The only thing that seems to be stopping Christmas from advancing its march into retailers even earlier in the calendar year is the advent of Halloween as a must-decorate holiday. Long gone are the days when a simple carved jack-o’-lantern qualified as a sufficient homage to the spooky season. Now people have infantries of 12-foot skeletons and annual haunted themes for their Halloween displays.

Mills says Michaels has moved up its introduction of Halloween items in the past two years and plans to make next year’s launch even earlier – in early July. (Makes you think the pumpkin spice latte is actually behind schedule with its August debut.)

“We saw such opportunity, honestly, in our Halloween business that we started opting for more Halloween and just held on Christmas a little bit,” Mills says, simply because there wasn’t enough floor space for both, in addition to other autumn decor and year-round merchandise.

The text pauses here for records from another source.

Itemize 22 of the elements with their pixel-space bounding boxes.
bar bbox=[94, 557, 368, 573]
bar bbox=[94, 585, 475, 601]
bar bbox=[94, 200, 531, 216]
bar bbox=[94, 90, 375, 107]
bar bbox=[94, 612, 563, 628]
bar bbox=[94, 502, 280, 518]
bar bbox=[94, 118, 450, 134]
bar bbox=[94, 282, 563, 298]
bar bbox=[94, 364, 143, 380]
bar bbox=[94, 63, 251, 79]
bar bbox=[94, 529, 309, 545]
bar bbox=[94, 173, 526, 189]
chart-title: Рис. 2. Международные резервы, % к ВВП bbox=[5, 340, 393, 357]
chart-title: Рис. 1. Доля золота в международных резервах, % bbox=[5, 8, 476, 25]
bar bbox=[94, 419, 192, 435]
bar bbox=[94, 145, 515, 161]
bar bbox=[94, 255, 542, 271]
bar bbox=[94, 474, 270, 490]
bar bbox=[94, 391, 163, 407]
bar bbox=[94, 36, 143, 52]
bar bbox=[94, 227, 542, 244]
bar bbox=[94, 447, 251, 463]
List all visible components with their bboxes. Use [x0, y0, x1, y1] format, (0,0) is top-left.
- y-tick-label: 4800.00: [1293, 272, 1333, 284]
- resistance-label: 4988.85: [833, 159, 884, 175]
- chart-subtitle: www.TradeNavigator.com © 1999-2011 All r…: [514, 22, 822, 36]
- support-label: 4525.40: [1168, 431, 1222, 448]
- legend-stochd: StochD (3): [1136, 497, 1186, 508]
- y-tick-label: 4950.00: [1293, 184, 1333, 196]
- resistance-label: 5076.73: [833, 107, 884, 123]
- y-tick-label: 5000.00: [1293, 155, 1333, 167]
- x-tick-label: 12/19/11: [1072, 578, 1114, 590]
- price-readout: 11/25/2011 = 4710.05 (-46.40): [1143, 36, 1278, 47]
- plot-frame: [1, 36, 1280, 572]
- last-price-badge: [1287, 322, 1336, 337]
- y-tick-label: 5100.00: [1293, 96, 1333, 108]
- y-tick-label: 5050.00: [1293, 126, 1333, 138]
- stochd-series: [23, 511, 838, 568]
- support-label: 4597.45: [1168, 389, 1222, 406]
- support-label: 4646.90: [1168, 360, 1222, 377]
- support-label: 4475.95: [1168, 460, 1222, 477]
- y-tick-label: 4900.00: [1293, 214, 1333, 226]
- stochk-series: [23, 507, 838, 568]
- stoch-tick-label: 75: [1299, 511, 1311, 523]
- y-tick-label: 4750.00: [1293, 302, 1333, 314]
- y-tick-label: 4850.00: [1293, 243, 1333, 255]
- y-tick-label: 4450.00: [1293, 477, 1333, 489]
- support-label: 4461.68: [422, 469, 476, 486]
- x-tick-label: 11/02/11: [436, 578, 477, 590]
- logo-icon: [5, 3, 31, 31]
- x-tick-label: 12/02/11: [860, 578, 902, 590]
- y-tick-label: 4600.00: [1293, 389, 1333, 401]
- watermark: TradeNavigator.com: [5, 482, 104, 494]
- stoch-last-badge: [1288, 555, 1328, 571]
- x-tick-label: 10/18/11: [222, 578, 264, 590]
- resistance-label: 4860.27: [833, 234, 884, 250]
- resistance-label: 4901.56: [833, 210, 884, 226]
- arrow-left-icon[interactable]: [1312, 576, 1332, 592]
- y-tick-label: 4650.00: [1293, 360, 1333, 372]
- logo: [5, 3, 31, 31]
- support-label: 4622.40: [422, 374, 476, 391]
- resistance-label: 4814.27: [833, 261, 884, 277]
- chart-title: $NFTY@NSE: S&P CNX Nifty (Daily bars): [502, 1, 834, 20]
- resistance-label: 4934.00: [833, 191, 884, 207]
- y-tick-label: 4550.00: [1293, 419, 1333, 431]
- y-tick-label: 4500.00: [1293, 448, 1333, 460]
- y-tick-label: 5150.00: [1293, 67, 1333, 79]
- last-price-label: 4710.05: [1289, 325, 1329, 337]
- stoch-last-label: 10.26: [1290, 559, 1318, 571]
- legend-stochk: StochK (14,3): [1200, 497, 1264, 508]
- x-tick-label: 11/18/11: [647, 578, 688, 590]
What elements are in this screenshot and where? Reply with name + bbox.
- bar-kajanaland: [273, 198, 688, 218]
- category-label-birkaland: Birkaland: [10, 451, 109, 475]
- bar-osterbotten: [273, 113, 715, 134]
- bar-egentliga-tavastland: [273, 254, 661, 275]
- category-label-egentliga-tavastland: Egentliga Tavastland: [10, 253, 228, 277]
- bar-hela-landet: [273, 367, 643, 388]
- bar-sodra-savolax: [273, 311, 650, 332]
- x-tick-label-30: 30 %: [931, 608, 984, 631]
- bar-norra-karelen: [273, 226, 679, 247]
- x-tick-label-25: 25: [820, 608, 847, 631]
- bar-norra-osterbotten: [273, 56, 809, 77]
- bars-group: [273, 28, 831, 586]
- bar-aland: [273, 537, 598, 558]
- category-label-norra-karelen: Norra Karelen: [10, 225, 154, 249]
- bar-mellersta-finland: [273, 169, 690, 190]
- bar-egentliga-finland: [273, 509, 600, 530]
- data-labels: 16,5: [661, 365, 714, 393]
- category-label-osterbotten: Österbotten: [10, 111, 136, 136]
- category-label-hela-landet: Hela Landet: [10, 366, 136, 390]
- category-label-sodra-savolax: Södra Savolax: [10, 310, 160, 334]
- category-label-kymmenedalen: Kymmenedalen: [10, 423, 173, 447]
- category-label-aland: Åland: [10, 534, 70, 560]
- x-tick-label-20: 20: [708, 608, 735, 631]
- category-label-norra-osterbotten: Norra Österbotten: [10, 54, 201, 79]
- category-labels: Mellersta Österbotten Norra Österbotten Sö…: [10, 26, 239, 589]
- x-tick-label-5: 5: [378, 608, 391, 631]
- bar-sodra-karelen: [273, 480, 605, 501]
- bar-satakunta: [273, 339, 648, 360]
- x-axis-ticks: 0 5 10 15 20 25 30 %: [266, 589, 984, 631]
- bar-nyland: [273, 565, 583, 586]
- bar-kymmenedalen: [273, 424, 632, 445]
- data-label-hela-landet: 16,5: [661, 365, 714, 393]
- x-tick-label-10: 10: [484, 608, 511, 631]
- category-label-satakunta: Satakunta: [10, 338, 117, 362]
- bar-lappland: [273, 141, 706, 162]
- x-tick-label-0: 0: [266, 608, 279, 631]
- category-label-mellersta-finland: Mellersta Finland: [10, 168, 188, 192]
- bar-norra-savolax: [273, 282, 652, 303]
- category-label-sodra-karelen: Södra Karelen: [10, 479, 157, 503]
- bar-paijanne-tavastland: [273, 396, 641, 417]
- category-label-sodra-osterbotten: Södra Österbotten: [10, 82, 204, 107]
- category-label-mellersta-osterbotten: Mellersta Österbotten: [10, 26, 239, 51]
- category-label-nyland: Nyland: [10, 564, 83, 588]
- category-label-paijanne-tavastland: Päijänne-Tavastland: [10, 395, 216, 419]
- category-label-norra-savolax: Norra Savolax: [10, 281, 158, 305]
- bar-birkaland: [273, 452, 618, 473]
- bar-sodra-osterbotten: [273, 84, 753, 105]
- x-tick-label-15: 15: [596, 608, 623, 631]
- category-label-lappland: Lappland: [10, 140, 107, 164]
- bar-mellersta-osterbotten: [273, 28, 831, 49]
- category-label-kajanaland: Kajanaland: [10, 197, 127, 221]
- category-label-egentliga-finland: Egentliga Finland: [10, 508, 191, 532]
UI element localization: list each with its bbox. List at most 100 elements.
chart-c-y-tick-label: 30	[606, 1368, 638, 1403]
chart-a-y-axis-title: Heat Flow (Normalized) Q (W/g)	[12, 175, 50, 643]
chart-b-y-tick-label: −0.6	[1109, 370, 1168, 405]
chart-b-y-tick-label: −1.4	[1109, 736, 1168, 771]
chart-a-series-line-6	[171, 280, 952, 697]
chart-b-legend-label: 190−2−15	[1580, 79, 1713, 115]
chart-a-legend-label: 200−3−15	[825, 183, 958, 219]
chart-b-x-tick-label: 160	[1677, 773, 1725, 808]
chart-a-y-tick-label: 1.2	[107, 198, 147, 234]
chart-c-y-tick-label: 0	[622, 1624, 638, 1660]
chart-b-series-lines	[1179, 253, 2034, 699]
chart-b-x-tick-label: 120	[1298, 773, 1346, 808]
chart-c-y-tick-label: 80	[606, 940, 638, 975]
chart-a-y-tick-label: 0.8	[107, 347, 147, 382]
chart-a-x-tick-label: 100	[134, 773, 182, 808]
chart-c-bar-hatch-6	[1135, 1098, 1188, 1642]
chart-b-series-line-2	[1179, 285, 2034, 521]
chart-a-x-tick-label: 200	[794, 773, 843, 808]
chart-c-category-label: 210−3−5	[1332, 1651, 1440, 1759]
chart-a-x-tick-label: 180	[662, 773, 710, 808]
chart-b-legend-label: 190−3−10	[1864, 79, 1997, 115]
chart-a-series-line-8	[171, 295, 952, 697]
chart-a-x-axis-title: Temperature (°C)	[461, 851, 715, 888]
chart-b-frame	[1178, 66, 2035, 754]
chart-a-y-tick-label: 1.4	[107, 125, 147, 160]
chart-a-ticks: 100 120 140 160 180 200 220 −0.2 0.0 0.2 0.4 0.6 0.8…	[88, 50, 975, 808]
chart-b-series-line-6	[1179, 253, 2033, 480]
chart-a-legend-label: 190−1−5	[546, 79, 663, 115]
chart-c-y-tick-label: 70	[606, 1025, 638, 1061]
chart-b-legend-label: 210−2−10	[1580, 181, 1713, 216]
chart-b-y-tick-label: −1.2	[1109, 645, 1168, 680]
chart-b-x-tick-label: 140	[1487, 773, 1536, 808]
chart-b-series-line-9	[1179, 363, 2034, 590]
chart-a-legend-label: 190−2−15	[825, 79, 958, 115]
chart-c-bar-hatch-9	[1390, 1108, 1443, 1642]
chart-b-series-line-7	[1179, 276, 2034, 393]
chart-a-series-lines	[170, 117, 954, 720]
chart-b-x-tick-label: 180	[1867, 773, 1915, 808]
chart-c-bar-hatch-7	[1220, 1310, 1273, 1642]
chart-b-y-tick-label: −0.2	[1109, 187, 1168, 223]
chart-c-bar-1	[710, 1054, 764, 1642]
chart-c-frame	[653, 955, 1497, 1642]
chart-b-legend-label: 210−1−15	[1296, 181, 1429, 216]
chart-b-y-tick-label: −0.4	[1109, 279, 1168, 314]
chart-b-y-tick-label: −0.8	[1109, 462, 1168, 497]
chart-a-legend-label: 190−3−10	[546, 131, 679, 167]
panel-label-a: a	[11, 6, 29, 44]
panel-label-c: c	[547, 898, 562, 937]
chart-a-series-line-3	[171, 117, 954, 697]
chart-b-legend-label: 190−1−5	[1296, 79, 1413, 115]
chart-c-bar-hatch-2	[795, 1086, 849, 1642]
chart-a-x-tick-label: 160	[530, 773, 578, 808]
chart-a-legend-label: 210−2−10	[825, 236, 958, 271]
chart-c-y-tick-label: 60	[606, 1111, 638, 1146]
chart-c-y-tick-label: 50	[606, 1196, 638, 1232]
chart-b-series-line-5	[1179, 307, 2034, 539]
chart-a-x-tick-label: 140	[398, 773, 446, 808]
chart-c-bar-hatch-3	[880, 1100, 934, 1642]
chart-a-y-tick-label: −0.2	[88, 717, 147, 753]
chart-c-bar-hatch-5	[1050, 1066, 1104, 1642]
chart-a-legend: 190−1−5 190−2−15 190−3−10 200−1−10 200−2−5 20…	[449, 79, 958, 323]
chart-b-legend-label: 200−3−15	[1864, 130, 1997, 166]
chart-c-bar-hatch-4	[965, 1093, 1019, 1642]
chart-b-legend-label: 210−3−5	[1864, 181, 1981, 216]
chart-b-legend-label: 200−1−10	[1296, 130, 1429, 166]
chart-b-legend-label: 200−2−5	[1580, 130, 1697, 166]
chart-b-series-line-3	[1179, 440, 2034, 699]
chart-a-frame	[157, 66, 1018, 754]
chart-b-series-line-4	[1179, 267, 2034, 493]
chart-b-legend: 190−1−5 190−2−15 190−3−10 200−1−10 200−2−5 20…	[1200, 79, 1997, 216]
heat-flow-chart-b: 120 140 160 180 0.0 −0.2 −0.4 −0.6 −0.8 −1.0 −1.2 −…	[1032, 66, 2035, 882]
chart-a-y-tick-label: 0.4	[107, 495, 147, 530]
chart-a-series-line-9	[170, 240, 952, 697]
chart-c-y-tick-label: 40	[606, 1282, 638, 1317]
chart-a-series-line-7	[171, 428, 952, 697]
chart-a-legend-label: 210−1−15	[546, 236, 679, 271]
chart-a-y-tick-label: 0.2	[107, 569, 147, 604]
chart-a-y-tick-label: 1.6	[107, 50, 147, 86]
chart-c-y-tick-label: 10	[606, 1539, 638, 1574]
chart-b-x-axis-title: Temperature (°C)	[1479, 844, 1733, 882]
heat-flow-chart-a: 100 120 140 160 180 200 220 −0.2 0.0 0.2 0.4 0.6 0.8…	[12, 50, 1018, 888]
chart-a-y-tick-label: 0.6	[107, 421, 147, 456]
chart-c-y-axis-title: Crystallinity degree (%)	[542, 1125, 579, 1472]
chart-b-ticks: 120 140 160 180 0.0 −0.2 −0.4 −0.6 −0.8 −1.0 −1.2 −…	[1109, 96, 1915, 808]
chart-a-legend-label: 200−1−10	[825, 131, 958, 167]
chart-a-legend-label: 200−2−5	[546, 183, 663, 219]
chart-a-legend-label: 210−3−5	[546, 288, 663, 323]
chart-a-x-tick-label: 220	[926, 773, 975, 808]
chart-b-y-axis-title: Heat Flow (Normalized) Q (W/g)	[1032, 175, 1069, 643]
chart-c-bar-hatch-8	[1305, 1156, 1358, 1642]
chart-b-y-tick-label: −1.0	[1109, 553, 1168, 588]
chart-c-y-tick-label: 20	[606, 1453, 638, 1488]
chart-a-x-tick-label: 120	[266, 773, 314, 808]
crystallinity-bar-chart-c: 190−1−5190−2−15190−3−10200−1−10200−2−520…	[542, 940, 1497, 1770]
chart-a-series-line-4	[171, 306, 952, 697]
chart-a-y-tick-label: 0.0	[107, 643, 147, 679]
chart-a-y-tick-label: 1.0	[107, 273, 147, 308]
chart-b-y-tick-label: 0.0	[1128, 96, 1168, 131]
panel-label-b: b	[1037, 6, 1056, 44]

But the trade-off isn’t ideal: “I’d love to have more Christmas space, and earlier. I think we could do more business,” Mills says.

Some items, such as trees and lights, begin to trickle in by early fall, but she says Michaels holds off going “full tilt” on Christmas until early November, in favor of the jack-o’-lantern juggernaut.

The rise of Halloween has sent some retailers scrambling to keep up with their competitors. Tractor Supply was planning to put out its spooky season wares in mid-August this year, says Jamie Martin, the chain’s vice president of clothing and gift merchandising, before noticing earlier in the summer that other stores already had theirs on display.

So the farm supply stores moved up their Halloween launch to late July, “and our customers immediately started reacting to that,” says Martin. By early September, several of their key Halloween items had sold out.

Clearly Halloween has become a full decorating season, just like Christmas. But does that mean other holidays are bound to follow suit?

“We’ve had year-over-year growth in things like Valentine’s Day, St. Patrick’s Day,” says Mills of Michaels. “Easter is a very big season for us. I call that our Halloween of the first quarter.” She also reports rising interest in rainbow decorating for Pride Month.

Roewer has gotten a call to decorate a home for Pride Month, too, and he says he just received his first Easter-decorating request.

Tractor Supply is also creating “fun Americana-themed items” for the Fourth of July, says Martin. But she declined to go into detail, because those “things are top secret right now.”